Methods: The double-blind randomised, placebo-controlled Cogtrain trial consisted of a 12-week training phase comprising 30 active or sham WMT sessions, followed by a second 12-week maintenance phase with 12 sessions. Measurements took place at baseline and after the first and second phases. The primary outcome was cognitive performance. Secondary outcomes were the recall of prespecified healthy lifestyle goals, physical capacity and activity, dietary quality and cognitive stress susceptibility. Motivation towards exercising and healthy eating and psychological wellbeing were exploratory outcomes.

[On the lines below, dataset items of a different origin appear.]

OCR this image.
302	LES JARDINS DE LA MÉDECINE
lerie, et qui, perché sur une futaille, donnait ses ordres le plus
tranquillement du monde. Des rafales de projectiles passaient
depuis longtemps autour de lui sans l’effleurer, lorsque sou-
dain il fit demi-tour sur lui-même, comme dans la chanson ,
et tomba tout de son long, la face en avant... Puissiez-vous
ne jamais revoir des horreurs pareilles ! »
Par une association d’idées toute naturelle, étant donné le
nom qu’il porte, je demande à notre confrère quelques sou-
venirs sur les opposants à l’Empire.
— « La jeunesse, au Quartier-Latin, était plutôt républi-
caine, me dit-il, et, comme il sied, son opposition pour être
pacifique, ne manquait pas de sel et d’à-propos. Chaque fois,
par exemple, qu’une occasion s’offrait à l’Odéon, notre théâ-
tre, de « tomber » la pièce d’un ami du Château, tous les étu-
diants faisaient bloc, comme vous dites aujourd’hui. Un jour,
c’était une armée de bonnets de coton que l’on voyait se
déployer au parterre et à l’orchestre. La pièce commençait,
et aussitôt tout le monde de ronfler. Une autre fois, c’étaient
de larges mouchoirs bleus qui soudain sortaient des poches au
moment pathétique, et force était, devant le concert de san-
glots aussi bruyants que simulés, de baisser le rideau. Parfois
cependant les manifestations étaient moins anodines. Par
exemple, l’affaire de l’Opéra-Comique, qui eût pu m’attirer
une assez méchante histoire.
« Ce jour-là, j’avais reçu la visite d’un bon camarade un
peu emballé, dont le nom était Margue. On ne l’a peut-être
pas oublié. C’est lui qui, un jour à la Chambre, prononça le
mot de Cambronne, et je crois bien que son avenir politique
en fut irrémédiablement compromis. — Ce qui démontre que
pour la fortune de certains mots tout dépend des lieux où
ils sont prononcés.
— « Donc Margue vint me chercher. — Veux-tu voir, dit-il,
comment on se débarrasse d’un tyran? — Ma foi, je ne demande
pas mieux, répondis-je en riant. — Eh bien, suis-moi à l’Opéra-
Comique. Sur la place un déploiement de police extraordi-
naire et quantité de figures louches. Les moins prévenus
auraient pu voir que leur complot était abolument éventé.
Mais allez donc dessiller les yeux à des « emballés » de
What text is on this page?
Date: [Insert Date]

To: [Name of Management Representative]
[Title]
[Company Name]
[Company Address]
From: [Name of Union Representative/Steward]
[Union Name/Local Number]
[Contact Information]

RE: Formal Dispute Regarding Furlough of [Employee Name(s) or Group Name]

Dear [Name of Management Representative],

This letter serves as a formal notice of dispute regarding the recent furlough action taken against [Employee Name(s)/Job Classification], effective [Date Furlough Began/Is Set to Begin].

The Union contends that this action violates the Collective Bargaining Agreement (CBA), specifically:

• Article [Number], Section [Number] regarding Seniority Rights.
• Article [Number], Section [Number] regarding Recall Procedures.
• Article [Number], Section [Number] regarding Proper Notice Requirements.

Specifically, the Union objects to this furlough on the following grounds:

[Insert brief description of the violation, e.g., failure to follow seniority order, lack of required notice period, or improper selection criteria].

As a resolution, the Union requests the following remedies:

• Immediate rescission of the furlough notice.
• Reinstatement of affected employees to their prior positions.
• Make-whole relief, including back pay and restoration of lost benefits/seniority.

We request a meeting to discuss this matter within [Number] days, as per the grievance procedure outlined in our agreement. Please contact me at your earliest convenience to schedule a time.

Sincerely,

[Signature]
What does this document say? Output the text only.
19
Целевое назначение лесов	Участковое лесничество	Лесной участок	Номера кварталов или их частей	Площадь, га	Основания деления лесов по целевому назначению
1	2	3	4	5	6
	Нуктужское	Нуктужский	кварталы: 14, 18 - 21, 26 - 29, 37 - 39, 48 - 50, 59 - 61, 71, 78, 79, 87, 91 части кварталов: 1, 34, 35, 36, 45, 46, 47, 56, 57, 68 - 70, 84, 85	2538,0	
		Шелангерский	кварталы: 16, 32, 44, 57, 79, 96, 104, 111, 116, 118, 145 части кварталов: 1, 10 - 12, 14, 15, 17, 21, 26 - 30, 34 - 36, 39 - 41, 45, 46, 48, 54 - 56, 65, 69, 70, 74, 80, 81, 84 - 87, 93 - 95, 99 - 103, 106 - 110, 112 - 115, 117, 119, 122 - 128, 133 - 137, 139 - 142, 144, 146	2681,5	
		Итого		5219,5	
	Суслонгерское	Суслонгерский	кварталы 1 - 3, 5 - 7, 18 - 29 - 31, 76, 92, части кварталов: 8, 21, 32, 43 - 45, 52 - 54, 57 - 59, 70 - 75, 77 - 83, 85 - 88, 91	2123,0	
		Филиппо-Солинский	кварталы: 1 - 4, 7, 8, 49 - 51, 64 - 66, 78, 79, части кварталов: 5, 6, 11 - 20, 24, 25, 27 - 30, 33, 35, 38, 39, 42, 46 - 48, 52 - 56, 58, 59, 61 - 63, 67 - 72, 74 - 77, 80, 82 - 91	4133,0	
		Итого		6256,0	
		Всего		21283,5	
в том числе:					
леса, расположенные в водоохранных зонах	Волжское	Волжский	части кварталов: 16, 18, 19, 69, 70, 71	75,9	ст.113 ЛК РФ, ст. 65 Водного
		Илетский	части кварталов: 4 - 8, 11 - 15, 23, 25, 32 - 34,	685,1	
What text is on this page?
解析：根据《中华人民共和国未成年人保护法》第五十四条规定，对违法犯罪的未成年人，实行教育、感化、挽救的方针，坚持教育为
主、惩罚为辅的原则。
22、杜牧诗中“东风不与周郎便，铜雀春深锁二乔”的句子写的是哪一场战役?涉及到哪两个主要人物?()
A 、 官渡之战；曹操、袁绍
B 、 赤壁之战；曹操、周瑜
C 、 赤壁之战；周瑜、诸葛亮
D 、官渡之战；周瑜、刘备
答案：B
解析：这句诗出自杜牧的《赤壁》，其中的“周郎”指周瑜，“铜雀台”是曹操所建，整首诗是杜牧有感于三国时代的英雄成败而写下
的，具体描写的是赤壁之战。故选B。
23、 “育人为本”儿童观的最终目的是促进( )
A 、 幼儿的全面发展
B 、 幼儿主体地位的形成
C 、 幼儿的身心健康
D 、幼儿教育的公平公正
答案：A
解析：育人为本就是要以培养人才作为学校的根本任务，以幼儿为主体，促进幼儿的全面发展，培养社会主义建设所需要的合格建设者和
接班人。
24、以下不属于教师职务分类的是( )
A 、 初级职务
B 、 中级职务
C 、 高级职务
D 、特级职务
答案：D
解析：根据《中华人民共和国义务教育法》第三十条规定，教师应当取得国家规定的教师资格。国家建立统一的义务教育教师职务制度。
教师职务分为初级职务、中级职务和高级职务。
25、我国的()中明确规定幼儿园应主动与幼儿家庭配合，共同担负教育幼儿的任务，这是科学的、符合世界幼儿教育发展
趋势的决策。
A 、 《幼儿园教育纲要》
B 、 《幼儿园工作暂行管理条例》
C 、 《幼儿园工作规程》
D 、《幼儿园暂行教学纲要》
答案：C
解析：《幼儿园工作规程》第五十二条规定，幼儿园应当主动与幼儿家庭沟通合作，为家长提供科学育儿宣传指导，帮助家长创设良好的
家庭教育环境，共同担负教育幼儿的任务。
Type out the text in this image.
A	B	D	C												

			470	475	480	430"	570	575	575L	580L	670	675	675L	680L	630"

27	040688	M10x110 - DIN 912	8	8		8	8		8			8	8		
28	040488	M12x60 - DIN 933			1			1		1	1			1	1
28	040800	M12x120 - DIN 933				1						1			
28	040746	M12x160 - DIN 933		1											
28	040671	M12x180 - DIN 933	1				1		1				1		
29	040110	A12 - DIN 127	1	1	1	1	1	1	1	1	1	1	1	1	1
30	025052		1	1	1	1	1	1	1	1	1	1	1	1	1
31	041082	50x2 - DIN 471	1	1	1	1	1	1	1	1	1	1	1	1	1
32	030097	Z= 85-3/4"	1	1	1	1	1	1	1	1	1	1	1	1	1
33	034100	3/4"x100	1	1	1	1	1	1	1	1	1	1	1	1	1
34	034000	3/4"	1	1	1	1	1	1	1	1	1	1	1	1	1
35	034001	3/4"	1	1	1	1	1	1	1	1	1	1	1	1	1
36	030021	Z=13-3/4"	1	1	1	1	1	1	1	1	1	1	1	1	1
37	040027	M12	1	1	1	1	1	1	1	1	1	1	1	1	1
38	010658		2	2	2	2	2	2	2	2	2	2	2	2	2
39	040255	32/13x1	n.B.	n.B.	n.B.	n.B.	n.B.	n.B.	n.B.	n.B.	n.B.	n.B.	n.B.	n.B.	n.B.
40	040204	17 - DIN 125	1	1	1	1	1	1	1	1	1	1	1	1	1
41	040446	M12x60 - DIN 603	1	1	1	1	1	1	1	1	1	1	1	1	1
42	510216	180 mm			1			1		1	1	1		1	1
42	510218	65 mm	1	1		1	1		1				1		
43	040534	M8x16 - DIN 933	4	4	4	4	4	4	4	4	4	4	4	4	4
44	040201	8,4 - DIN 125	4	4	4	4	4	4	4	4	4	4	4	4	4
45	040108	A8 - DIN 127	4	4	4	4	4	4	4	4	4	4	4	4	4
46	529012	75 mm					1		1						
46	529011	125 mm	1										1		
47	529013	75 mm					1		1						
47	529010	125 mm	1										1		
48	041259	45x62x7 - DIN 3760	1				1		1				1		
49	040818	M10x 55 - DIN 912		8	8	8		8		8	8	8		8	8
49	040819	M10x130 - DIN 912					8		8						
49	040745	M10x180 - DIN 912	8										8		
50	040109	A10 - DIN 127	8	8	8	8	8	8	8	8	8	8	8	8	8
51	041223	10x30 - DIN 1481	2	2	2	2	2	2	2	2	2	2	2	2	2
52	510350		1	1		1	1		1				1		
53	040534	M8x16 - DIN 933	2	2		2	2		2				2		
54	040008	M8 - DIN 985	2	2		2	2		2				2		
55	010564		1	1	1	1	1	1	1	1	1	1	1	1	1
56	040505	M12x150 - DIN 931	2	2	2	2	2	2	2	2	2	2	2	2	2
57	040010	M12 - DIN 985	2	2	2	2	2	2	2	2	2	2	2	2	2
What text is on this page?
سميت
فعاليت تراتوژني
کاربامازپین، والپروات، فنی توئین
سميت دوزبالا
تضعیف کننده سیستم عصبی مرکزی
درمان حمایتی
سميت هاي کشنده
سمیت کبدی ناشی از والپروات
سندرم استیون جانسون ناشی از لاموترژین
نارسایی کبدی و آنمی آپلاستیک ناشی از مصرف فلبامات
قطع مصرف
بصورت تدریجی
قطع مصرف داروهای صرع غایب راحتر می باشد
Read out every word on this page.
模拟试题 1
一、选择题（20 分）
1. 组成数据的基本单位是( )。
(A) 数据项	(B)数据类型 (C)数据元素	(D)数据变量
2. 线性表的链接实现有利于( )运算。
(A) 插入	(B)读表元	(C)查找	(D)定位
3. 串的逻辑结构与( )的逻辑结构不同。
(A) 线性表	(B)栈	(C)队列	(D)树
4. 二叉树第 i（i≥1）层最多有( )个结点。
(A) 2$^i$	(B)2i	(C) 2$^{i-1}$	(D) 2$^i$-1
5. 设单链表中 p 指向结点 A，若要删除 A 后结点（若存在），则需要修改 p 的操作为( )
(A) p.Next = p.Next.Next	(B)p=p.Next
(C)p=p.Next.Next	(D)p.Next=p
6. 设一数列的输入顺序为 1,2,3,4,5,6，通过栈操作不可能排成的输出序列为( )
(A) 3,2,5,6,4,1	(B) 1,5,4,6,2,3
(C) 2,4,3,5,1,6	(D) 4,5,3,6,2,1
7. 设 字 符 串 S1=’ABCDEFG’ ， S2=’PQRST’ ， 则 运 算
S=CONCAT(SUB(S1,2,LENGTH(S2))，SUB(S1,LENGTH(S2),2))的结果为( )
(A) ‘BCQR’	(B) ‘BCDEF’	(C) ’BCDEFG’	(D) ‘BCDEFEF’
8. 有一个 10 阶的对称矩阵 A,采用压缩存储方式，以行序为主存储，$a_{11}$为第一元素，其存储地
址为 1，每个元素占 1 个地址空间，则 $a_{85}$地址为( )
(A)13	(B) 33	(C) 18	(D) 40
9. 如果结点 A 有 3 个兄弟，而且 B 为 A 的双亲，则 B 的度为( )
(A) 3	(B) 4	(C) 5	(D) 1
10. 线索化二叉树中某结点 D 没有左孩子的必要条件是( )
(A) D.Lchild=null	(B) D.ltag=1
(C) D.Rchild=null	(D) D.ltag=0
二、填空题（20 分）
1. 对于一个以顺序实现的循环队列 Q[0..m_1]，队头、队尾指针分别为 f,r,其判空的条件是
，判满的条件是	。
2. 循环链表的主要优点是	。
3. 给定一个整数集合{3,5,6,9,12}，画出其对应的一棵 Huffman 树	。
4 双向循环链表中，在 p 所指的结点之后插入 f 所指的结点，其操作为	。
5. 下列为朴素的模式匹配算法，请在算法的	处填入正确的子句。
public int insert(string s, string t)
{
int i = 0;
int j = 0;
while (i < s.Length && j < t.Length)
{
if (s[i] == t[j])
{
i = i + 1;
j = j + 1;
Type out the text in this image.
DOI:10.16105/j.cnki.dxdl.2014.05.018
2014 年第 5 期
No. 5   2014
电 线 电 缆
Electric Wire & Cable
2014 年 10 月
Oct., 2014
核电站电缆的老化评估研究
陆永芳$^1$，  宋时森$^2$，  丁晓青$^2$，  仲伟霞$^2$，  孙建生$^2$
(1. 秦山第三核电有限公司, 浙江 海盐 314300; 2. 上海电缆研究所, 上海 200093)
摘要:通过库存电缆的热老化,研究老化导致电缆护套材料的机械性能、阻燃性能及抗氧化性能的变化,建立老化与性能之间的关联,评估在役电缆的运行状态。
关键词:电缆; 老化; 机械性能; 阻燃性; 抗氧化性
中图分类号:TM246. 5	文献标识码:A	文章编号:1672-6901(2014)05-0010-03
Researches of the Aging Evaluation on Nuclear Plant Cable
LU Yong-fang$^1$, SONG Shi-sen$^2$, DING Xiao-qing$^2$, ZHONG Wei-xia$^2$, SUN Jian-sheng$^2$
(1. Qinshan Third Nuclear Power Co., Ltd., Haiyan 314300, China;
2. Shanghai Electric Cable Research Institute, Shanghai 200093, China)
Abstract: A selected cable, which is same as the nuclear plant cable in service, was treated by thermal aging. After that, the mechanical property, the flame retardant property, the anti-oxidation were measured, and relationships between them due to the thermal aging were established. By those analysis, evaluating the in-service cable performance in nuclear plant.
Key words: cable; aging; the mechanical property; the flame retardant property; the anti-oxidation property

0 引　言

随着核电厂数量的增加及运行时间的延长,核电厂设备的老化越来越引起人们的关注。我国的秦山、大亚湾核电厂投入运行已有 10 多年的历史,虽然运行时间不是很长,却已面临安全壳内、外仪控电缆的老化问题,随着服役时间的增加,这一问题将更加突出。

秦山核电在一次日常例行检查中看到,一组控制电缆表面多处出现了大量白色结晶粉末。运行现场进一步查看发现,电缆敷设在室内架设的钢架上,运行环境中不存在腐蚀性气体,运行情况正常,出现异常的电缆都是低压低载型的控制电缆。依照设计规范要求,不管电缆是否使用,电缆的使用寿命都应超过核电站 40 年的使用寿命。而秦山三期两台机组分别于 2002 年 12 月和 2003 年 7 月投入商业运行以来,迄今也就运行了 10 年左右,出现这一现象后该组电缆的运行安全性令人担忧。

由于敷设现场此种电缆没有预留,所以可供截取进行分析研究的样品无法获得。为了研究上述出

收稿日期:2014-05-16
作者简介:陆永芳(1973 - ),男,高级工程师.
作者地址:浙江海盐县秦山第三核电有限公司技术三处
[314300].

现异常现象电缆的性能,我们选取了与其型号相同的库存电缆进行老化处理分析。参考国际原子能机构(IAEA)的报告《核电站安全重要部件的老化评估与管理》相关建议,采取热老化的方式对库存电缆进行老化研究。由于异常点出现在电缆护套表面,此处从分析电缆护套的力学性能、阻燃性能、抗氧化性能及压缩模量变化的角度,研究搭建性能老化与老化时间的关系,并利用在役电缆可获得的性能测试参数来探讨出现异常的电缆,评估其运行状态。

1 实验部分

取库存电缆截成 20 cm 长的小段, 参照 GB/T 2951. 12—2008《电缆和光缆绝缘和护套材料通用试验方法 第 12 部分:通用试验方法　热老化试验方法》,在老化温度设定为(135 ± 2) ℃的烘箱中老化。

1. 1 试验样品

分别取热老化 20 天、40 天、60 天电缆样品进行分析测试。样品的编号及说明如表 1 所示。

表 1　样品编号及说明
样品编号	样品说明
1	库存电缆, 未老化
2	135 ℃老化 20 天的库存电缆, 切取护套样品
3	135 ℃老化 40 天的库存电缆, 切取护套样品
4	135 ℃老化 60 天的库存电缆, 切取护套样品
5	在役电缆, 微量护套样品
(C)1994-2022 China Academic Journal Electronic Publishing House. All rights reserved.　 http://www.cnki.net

Results: Sixty-four patients with moderate COPD (45% male, aged 66.2±7.2 years, median forced expiratory volume in 1 s 60.6% predicted) were randomised. WMT significantly increased patients' performance on the trained tasks in the first phase, which remained stable in the second phase. Of the 17 cognitive outcome measures, only one measure of memory improved after the first phase and one measure of reaction time after the second phase. This intervention did not influence physical capacity and activity, recall of prespecified healthy lifestyle goals, psychological wellbeing or cognitive stress susceptibility.
Conclusion: WMT improved performance on the trained tasks but not overall cognitive performance, healthy lifestyle behaviours or cognitive stress susceptibility in patients with COPD.